Amprey a fervent convert to EAI Schools chief forges deep bound with dynamic company founder

June 06, 1995|By Mike Bowler and Gary Gately | Mike Bowler and Gary Gately,Sun Staff Writers

To Walter G. Amprey, John T. Golle is a visionary. To John Golle, Walter Amprey is a visionary.

Together, they have told each other repeatedly over the past three years, they would change the face of American education.

The superintendent of Baltimore's troubled schools and the salesman who says he can rescue them share both a philosophy and a friendship. "Some-times we think we were brought together by perhaps a higher being, and maybe it was meant to be," says Mr. Golle, the Min-nesota businessman whose company manages nine Baltimore schools.

When the privatization venture came under a barrage of criticism, the two men became allies in what Mr. Golle would liken to war. "We're winning!" the chief executive of Education Alternatives Inc. scrawled in a note to the superintendent last December.

Once a skeptic who regarded Mr. Golle as a "huckster," Dr. Amprey has become the most committed of converts. He's touted the "Tesseract Way" coast to coast and passionately defended it against detractors. But his dual roles -- EAI cheerleader and point man for city oversight -- have raised questions about his ability to make clear-eyed judgments about the project.

"Dr.

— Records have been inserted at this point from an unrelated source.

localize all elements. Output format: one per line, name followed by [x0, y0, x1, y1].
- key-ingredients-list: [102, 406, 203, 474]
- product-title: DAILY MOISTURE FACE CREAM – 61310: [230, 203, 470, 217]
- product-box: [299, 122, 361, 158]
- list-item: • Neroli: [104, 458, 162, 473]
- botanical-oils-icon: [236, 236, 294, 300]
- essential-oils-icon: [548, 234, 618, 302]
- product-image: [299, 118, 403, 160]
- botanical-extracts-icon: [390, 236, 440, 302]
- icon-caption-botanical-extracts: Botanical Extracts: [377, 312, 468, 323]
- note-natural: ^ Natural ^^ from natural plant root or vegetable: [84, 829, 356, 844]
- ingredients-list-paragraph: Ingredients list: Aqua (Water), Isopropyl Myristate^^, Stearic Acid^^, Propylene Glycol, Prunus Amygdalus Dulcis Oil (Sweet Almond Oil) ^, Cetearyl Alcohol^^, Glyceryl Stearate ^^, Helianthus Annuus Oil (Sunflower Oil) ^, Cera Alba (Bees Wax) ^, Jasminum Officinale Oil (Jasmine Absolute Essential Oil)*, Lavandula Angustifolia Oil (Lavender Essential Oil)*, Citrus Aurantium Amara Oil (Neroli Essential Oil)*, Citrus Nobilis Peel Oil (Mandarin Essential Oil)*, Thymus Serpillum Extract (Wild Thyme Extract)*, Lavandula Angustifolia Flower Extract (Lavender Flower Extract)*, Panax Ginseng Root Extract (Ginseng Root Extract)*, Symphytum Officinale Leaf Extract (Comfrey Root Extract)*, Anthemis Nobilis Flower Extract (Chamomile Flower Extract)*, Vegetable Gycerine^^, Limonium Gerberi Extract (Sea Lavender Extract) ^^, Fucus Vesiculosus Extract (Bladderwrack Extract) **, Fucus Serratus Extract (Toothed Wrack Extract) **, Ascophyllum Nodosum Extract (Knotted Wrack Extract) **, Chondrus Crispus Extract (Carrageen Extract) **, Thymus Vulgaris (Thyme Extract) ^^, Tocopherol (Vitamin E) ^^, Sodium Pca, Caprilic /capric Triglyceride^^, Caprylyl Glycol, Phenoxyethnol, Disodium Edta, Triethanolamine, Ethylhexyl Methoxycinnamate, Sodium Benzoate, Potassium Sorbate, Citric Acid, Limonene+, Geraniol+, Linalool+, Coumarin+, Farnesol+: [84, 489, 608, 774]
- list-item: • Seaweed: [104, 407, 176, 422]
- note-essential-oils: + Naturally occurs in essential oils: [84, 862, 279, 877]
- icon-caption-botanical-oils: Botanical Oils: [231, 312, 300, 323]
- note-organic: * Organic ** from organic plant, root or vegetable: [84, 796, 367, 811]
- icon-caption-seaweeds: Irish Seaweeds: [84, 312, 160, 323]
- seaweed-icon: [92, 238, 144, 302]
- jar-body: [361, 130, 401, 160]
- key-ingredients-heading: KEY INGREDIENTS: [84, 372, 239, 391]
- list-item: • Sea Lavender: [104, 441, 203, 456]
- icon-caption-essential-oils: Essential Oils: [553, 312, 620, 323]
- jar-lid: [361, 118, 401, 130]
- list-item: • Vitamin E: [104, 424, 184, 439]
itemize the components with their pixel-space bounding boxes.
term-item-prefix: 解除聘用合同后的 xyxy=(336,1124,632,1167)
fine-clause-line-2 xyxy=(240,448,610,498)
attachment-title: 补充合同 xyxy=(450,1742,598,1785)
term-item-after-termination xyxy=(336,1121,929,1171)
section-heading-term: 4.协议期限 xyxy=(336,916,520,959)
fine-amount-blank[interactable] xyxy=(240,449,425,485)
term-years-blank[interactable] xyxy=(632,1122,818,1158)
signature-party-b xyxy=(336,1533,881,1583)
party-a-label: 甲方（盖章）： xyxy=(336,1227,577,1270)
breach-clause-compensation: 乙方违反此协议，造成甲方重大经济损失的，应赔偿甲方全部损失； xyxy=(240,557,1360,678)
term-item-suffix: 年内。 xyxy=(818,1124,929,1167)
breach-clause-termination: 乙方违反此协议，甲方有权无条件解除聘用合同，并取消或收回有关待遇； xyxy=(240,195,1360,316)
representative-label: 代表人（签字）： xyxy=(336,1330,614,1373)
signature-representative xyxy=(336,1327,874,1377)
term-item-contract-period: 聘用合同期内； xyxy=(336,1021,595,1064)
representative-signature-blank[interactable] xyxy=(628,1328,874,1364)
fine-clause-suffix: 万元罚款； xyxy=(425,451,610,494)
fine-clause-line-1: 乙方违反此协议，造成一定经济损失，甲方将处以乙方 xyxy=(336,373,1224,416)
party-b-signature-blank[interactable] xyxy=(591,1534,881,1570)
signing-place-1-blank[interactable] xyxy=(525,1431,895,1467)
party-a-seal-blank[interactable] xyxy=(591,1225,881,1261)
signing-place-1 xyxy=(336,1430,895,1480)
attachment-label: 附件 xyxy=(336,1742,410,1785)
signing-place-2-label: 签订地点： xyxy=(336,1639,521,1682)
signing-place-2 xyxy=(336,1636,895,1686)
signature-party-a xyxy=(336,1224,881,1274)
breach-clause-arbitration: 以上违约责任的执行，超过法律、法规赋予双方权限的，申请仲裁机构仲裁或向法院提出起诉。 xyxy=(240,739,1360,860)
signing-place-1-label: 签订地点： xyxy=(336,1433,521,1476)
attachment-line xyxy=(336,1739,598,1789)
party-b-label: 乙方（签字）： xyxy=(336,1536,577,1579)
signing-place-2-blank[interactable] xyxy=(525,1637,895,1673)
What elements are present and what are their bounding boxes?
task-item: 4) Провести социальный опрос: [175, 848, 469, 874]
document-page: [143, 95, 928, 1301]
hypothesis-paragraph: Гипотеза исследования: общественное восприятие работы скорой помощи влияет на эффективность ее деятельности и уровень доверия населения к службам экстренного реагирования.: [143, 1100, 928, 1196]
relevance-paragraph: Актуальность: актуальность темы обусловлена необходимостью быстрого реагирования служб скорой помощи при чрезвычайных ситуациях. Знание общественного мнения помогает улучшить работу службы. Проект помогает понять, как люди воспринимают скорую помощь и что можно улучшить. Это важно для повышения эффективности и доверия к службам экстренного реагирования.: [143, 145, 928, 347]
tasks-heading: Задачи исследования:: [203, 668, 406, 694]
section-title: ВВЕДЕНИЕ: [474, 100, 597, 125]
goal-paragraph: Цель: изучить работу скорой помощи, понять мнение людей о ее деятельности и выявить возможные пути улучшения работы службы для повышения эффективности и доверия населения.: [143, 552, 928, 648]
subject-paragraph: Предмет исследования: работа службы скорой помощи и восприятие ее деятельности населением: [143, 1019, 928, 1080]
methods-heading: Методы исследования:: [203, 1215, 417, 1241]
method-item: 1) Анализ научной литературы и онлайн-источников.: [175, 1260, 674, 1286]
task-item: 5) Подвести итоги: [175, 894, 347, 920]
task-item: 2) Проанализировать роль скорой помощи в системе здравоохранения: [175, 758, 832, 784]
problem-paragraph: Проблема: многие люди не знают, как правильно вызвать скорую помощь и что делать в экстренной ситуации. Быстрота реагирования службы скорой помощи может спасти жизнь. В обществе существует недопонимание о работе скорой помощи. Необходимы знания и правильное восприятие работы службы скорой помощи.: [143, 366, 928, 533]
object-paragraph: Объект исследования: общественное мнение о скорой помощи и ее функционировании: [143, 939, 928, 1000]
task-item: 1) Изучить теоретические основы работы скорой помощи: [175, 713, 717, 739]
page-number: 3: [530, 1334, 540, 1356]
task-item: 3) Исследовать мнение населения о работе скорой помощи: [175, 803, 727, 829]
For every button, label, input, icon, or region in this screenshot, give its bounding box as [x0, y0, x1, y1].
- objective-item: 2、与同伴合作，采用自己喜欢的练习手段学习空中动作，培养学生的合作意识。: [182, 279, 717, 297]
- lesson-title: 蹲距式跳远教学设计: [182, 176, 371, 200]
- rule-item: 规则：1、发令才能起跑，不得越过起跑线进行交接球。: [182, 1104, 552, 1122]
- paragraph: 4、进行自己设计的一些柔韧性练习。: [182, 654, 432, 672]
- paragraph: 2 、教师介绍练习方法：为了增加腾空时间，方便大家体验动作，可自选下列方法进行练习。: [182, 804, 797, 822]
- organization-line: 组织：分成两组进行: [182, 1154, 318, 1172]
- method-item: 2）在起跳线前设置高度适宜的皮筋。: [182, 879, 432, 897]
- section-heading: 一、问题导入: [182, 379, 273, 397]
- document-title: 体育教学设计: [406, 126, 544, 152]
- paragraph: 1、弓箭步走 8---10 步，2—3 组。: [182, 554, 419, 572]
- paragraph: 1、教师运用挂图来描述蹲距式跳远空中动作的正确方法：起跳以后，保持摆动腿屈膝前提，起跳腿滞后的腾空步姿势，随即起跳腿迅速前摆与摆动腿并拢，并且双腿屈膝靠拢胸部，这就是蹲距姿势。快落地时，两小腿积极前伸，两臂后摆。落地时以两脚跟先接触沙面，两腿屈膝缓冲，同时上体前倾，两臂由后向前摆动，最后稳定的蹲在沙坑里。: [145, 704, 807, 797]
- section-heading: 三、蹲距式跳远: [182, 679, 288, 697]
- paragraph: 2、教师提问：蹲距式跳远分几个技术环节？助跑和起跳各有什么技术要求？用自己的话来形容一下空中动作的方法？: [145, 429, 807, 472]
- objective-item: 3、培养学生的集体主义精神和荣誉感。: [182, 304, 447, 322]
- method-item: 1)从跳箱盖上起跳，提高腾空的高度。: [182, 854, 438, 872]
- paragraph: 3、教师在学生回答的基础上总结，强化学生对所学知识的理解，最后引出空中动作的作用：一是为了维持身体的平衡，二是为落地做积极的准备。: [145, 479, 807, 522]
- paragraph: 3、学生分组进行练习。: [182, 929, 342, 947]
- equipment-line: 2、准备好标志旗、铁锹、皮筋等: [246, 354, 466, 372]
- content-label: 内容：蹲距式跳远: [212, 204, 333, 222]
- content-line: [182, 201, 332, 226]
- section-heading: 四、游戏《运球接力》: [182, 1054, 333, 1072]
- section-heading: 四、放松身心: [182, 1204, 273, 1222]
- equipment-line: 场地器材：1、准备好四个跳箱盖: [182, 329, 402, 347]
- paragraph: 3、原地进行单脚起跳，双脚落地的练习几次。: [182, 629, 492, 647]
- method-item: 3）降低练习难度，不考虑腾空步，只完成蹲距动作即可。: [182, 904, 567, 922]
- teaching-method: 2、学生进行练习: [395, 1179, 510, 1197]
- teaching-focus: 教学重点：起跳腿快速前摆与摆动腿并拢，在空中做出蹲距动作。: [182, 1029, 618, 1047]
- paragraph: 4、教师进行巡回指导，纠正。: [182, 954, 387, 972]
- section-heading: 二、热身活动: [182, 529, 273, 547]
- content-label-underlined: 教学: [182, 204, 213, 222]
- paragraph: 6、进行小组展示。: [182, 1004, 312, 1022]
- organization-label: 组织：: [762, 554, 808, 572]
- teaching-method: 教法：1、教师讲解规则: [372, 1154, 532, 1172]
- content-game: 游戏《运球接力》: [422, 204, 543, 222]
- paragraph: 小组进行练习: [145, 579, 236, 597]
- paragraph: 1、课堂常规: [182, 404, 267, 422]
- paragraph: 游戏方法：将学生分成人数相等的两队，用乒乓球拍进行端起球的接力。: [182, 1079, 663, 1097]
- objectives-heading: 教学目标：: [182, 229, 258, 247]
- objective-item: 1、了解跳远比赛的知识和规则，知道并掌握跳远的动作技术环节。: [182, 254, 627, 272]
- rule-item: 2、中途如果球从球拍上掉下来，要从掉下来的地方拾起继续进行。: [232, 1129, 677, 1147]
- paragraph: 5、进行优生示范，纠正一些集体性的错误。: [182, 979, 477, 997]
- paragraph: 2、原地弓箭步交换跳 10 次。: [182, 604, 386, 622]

Amprey has sacrificed his objectivity, and he's sacrificed his relationship with community organizations for the sake of EAI," said Carol Reckling, former president of Baltimoreans United In Leadership Development, a church-based activist organization.

Dr. Amprey acknowledged the concerns: "There were questions about whether I was so enamored with the company, so tied up with this whole idea that . . . you see EAI, you see Walter Amprey; you see Walter Amprey, you see EAI, that we almost became one and the same."

But the superintendent insisted he did the right thing. Calling Tesseract - the word is from a children's book - nothing less than a "revolution," he described the "Catch-22" in which he found himself: "I believe in the concept and wouldn't have done it if I didn't believe in it. . . . My job as superintendent is to make it work, but because it's a public-private partnership, people also feel I ought to be more scrupulous, keep some distance from it."

Dr. Amprey said the EAI chief has offered him employment if he leaves Baltimore, "but he's not said it in any sense other than if I ever need a job. I just kind of let it go in one ear and out the other."

Never, he said, has he taken a favor. "I never allowed [EAI] to give me anything, and I won't."

Without an agenda

The friendship would have seemed unlikely four years ago, when Mr. Golle, the consummate salesman, began pitching his deal even before Dr. Amprey had cleaned out his desk in Baltimore County for the move to the city superintendent's suite.

"I thought to myself," Dr. Amprey remembered, "I'm probably going to get a lot of people like this, just hucksters in the marketplace. Of course, you've got to remember I was brand new -- and scared."

Dr. Amprey also thought then that school privatization was a "dumb idea. There's always another flavor of the month in education, always something else you're going to try, another gimmick that works for a while and then gets shelved."

The new superintendent was still adjusting to what he called "the numbness of the newness." He'd been surprised by his appointment. Only four of 15 civic organizations interviewing candidates for the school board that summer recommended Dr. Amprey, and Mayor Schmoke had urged the community groups' favorite, former state schools Superintendent David W. Hornbeck, to become a candidate.

But Dr. Hornbeck had alienated some school board members by insisting on a detailed nine-point reform program that included a clean sweep of top administrators at the system's North Avenue headquarters. By contrast, Dr. Amprey had no agenda; he announced he would study the district and develop "a long-range plan that the city itself and all of us together can put together and then follow."

Some board members found this attractive. And they saw attributes in Dr. Amprey that were missing in Dr. Hornbeck, now superintendent in Philadelphia. Dr. Amprey was a former teacher and principal, he was a native Baltimorean and he was black. Mr. Schmoke, in the midst of a tough re-election campaign, had been advised privately by a group of ministers that the new school chief had to be an African-American. In the end, the mayor acceded to the Amprey choice.

Once on the job, Dr. Amprey became sharply critical of the system he inherited. He admitted that the schools were failing. He complained of the "learned helplessness" and "organizational paralysis" afflicting city schools.

Frustrated by a school culture that seemed resigned to failure, Dr. Amprey became interested in the "Efficacy" philosophy conceived by Jeffrey Howard, a Harvard-educated social psychologist. It's based on the belief that all children are capable of succeeding academically; if they fail to do so, it's because society expects little of them.